Discussion in 'Journalism topics only' started by Fourth and 8, Oct 5, 2007.

  1. Fourth and 8

    Fourth and 8 Member

    Say you want to fade a photo's edge into the copy. How do you do it? I can't watch the design czar who teaches nothing. Give me a step by step on a photoshop/quark combo and I'll email a beer.
     
  2. Chi City 81

    Chi City 81 Guest

    I know Photoshop pretty damned well, but I don't know what you're trying to do. Can you describe it differently, please? Are you talking about a cutout? About a gradient fade?
     
  3. Oggiedoggie

    Oggiedoggie Well-Known Member

    One, rather crude but simple, way is to use the marquee selection tool (that square dotted-line thingy) to make a square well within the photo's borders. You'll get the "marching ants" around that square.

    Then go up to "select" at the top of the window and scroll down to "inverse."

    Then go back to "select" and scroll down to "feather." Choose a rather large value for the feather (>50 depending on the size of the photo).

    Make sure that your background color is white and hit "delete" on the keyboard.

    The edges should now do a fuzzy fade to white.

    Experiment with the marquee placement and the feather value until you get what you want.

    You can also experiment with the eraser tool set on a wide brush diameter and with the "hardness" of the brush set at "0". Just run the eraser around the edge of the photo. Then your fade lines don't necessarily have to be straight and you can work more freehand.
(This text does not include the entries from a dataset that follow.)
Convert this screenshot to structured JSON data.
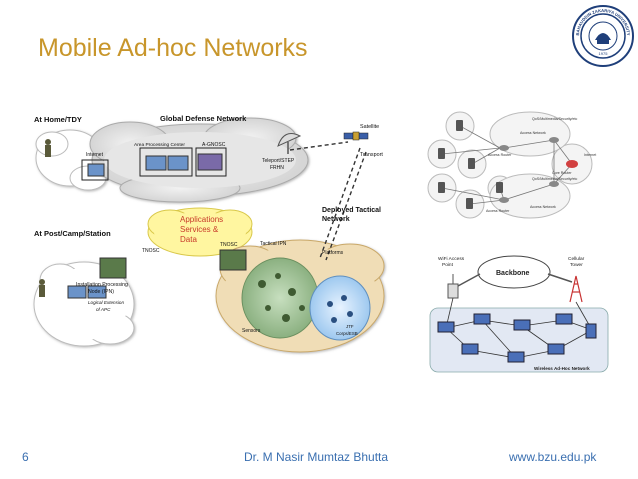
{
  "slide": {
    "title": "Mobile Ad-hoc Networks",
    "page_number": "6",
    "author": "Dr. M Nasir Mumtaz Bhutta",
    "website": "www.bzu.edu.pk"
  },
  "logo": {
    "icon": "university-seal-icon",
    "text": "BAHAUDDIN ZAKARIYA UNIVERSITY",
    "year": "1975"
  },
  "left_diagram": {
    "at_home": "At Home/TDY",
    "global_defense": "Global Defense Network",
    "internet": "Internet",
    "area_processing": "Area Processing Center",
    "a_gnosc": "A-GNOSC",
    "teleport": "Teleport/STEP",
    "frhn": "FRHN",
    "satellite": "Satellite",
    "satellite2": "Transport",
    "applications": "Applications",
    "services": "Services &",
    "data": "Data",
    "deployed1": "Deployed Tactical",
    "deployed2": "Network",
    "at_post": "At Post/Camp/Station",
    "tnosc1": "TNOSC",
    "tnosc2": "TNOSC",
    "tactical_ipn": "Tactical IPN",
    "platforms": "Platforms",
    "installation1": "Installation Processing",
    "installation2": "Node (IPN)",
    "logical1": "Logical Extension",
    "logical2": "of APC",
    "sensors": "Sensors",
    "jtf1": "JTF",
    "jtf2": "Corps/ESB"
  },
  "right_top_diagram": {
    "qos1": "QoS/Multimedia/Security/etc",
    "access_network1": "Access Network",
    "access_router1": "Access Router",
    "internet": "Internet",
    "core_router": "Core Router",
    "qos2": "QoS/Multimedia/Security/etc",
    "access_network2": "Access Network",
    "access_router2": "Access Router"
  },
  "right_bottom_diagram": {
    "wifi1": "WiFi Access",
    "wifi2": "Point",
    "backbone": "Backbone",
    "cellular1": "Cellular",
    "cellular2": "Tower",
    "wireless": "Wireless Ad-Hoc Network"
  }
}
    In any case, leave the "history" window open so that you can go back to an earlier version of the file if you don't like the effect.

    And, as always, think twice as much about why you are altering the photo as you do about how to do it.

    Then, in Quark, just make sure the background of the text box is transparent or "none" and place the type where you want on the edge of the photo.

    This is for a photo that fades on all edges. To fade one edge simply reposition the marquee box so that only one edge is selected before you feather and delete.

    I think the best way to fade one edge is to use the gradient mask function to build a gradient fill on a layer that can be adjusted. That's more complicated than I want to type.
     
  4. captzulu

    captzulu Member

    A quick & effective way is to put a layer on top of the layer with your photo, and fill that top layer with a transparent-to-white gradient.

    1. Open the photo in photoshop, create a new layer (we'll call it "gradient layer")

    2. Set your foreground color to white.

    3. Select the gradient tool. In the tool options bar across the top, click on the dropdown menu of preset gradients. Pick "Foreground to transparent". Then, next to the dropdown menu, make sure you have "linear gradient" selected (the white-to-black icon).

    4. Make sure you are working on your gradient layer. Position your gradient tool near whichever edge of the photo you want to fade and click and drag toward the other side (hold Shift to drag in a straight line). So if you want the bottom of the photo to fade into white, you would start from near the bottom edge and drag up. Everything beyond the point where you start would be completely white, and everything to the other side of the point where you stop would be completely visible.

    5. The advantage of having the gradient on its own layer is that if you need to make small tweaks to where it starts and stops, you can just hit Ctrl-T to bring up free transform and scale the gradient layer to your liking.

    If you need to fade more than one edge, you can add additional layers and repeat steps 2-4.

    Once you're happy with it, do Layer-Flatten Image and save it as whatever output format you use.